In these alternative implementations, the built neural radiation field model may be utilized to map the scene to a three-dimensional space, and the lines in the scene may be combined with semantic analysis to determine a three-dimensional coordinate system, so as to ensure that the built three-dimensional coordinate system is consistent with semantic information of the scene itself.

In some alternative implementations, analyzing symmetry of a scene in a sample video frame may include mapping each axis of symmetry of the scene in the sample video frame to a three-dimensional space using a constructed neural radiation field model, and determining a target axis of symmetry based on the axes of symmetry of the three-dimensional space that are parallel to any axis in the three-dimensional coordinate system.

In these alternative implementations, the symmetry axis may be determined on the basis of the created three-dimensional coordinate system. The editing effect can be enriched by preferentially selecting a symmetry axis parallel to a coordinate axis in the reconstructed three-dimensional coordinate system as a basis for subsequently determining the editing mirror effect.

According to the technical scheme, the process of analyzing the attributes of the scenes in the sample video frames is described in detail. By performing at least one analysis operation of three-dimensional coordinate reconstruction, symmetry analysis and semantic analysis, a foundation can be laid for scene understanding. The video editing method provided by the embodiment of the present disclosure belongs to the same disclosure concept as the video editing method provided by the above embodiment, technical details which are not described in detail in the present embodiment can be seen in the above embodiment, and the same technical features have the same beneficial effects in the present embodiment and the above embodiment.

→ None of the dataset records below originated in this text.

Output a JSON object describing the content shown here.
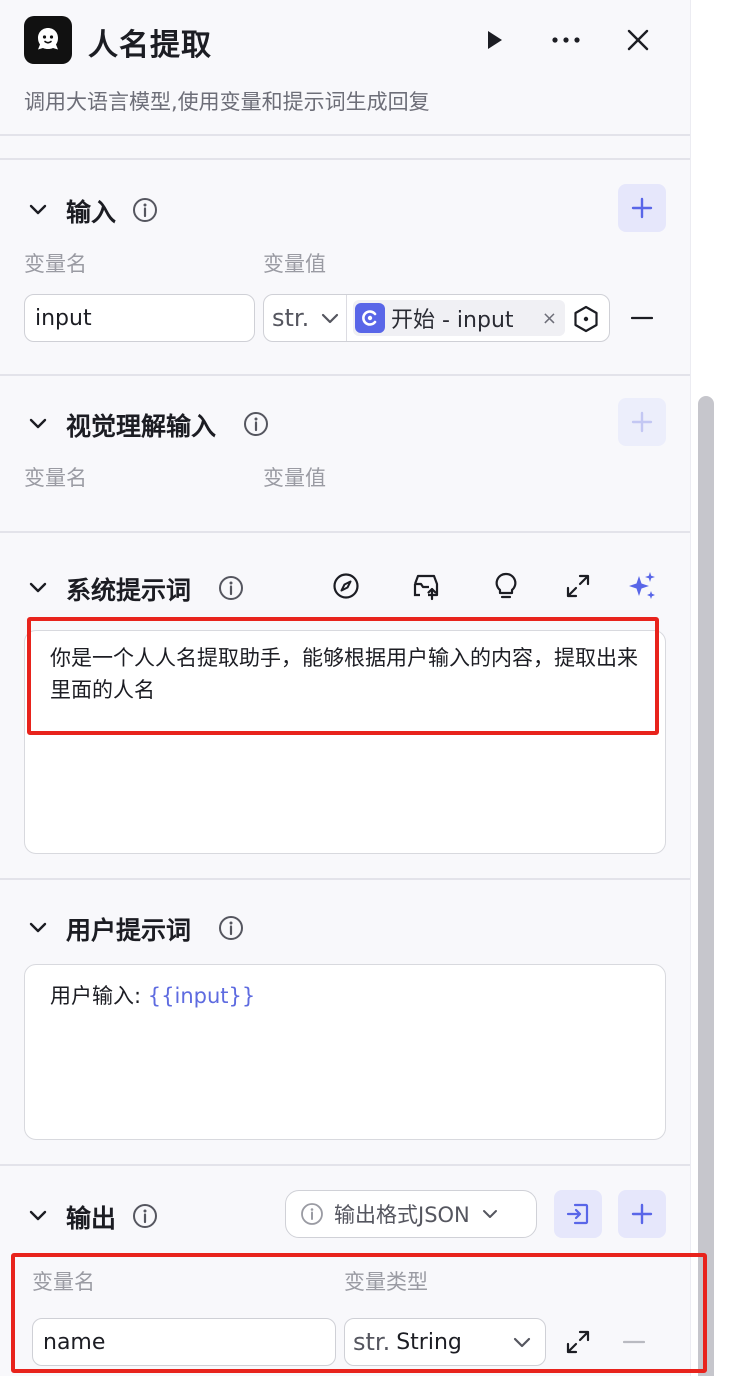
{
  "header": {
    "title": "人名提取",
    "subtitle": "调用大语言模型,使用变量和提示词生成回复"
  },
  "input_section": {
    "title": "输入",
    "col_name": "变量名",
    "col_value": "变量值",
    "row": {
      "name": "input",
      "type": "str.",
      "ref_label": "开始 - input",
      "ref_remove": "×"
    }
  },
  "vision_section": {
    "title": "视觉理解输入",
    "col_name": "变量名",
    "col_value": "变量值"
  },
  "system_prompt": {
    "title": "系统提示词",
    "text": "你是一个人人名提取助手，能够根据用户输入的内容，提取出来里面的人名"
  },
  "user_prompt": {
    "title": "用户提示词",
    "prefix": "用户输入: ",
    "variable": "{{input}}"
  },
  "output_section": {
    "title": "输出",
    "format_label": "输出格式JSON",
    "col_name": "变量名",
    "col_type": "变量类型",
    "row": {
      "name": "name",
      "type_prefix": "str.",
      "type_name": "String"
    }
  },
  "colors": {
    "accent": "#5966e8",
    "highlight_border": "#e8231c"
  }
}
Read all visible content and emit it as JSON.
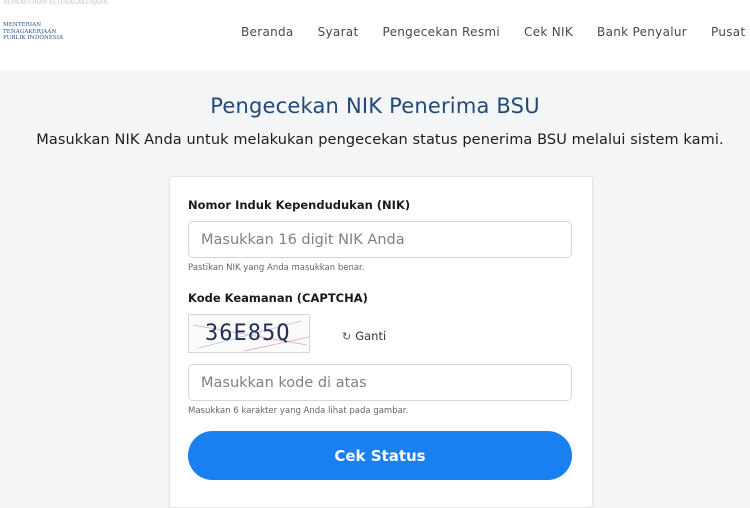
{
  "header": {
    "faint_text": "KEMENTERIAN KETENAGAKERJAAN",
    "logo_lines": [
      "MENTERIAN",
      "TENAGAKERJAAN",
      "PUBLIK INDONESIA"
    ],
    "nav": [
      {
        "label": "Beranda"
      },
      {
        "label": "Syarat"
      },
      {
        "label": "Pengecekan Resmi"
      },
      {
        "label": "Cek NIK"
      },
      {
        "label": "Bank Penyalur"
      },
      {
        "label": "Pusat"
      }
    ]
  },
  "main": {
    "title": "Pengecekan NIK Penerima BSU",
    "subtitle": "Masukkan NIK Anda untuk melakukan pengecekan status penerima BSU melalui sistem kami."
  },
  "form": {
    "nik_label": "Nomor Induk Kependudukan (NIK)",
    "nik_placeholder": "Masukkan 16 digit NIK Anda",
    "nik_value": "",
    "nik_hint": "Pastikan NIK yang Anda masukkan benar.",
    "captcha_label": "Kode Keamanan (CAPTCHA)",
    "captcha_code": "36E85Q",
    "refresh_label": "Ganti",
    "refresh_icon": "refresh-icon",
    "captcha_placeholder": "Masukkan kode di atas",
    "captcha_value": "",
    "captcha_hint": "Masukkan 6 karakter yang Anda lihat pada gambar.",
    "submit_label": "Cek Status"
  },
  "colors": {
    "accent": "#1a7ff0",
    "title": "#1e4a7a",
    "background": "#f4f5f7"
  }
}
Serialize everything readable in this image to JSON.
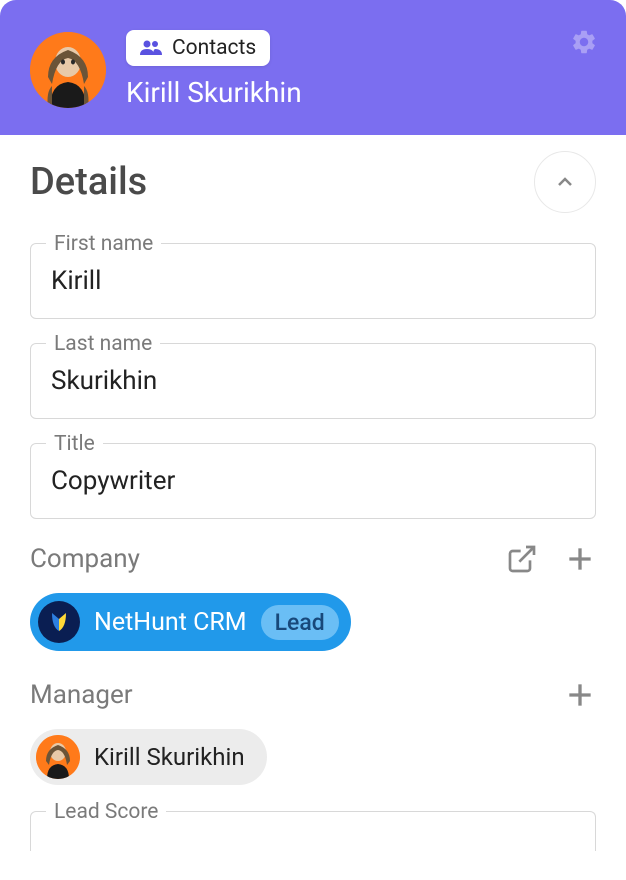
{
  "header": {
    "badge_label": "Contacts",
    "contact_name": "Kirill Skurikhin"
  },
  "details": {
    "section_title": "Details",
    "fields": {
      "first_name": {
        "label": "First name",
        "value": "Kirill"
      },
      "last_name": {
        "label": "Last name",
        "value": "Skurikhin"
      },
      "title": {
        "label": "Title",
        "value": "Copywriter"
      }
    },
    "company": {
      "label": "Company",
      "name": "NetHunt CRM",
      "status": "Lead"
    },
    "manager": {
      "label": "Manager",
      "name": "Kirill Skurikhin"
    },
    "lead_score": {
      "label": "Lead Score"
    }
  }
}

Embodiments of the present disclosure may be combined with each of the alternatives in the video editing method provided in the above embodiments. The video editing method provided by the embodiment limits the determined target editing effect. Editing scene mirrors and/or editing scene shapes may be determined as target editing effects based on scene attribute information, which may provide more automated video editing capabilities.

Fig. 3 is a schematic flow chart of a video editing method according to an embodiment of the disclosure. As shown in fig. 3, the video editing method provided in this embodiment may include:

s310, performing attribute analysis on scenes in the sample video frames to obtain scene attribute information.

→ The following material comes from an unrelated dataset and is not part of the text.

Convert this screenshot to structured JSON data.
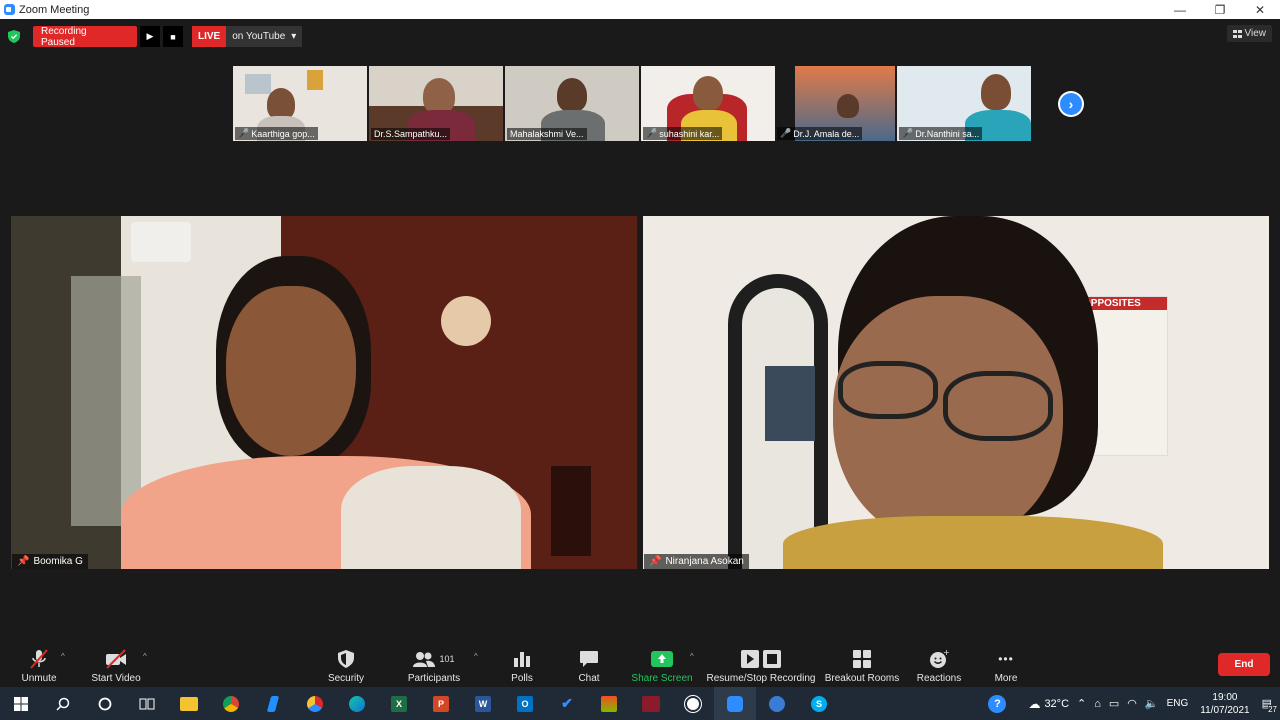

The scene attribute information at least comprises spatial information and semantic information corresponding to a scene in the sample video frame.

S320, determining a target editing effect according to the scene attribute information.

The target editing effect comprises at least one of editing scene fortune mirrors and editing scene shapes.

The automatic generation of the mirror track can be performed according to semantic information in the scene attribute information, and the target editing effect can comprise editing the scene mirror.

For example, the surrounding of the shot may be made according to the target object in the scene. The determining process of the target object can comprise the steps of segmenting different objects in each sample video frame through semantic analysis, responding to target object selecting operation of a user, and selecting the target object;

Or can be automatically determined according to the result of semantic analysis, for example, a target attention object category is predefined, an object belonging to the category in the semantic segmentation result is used as a target object, and for example, an object with the occurrence frequency higher than a preset frequency in each sample video frame is used as a target object.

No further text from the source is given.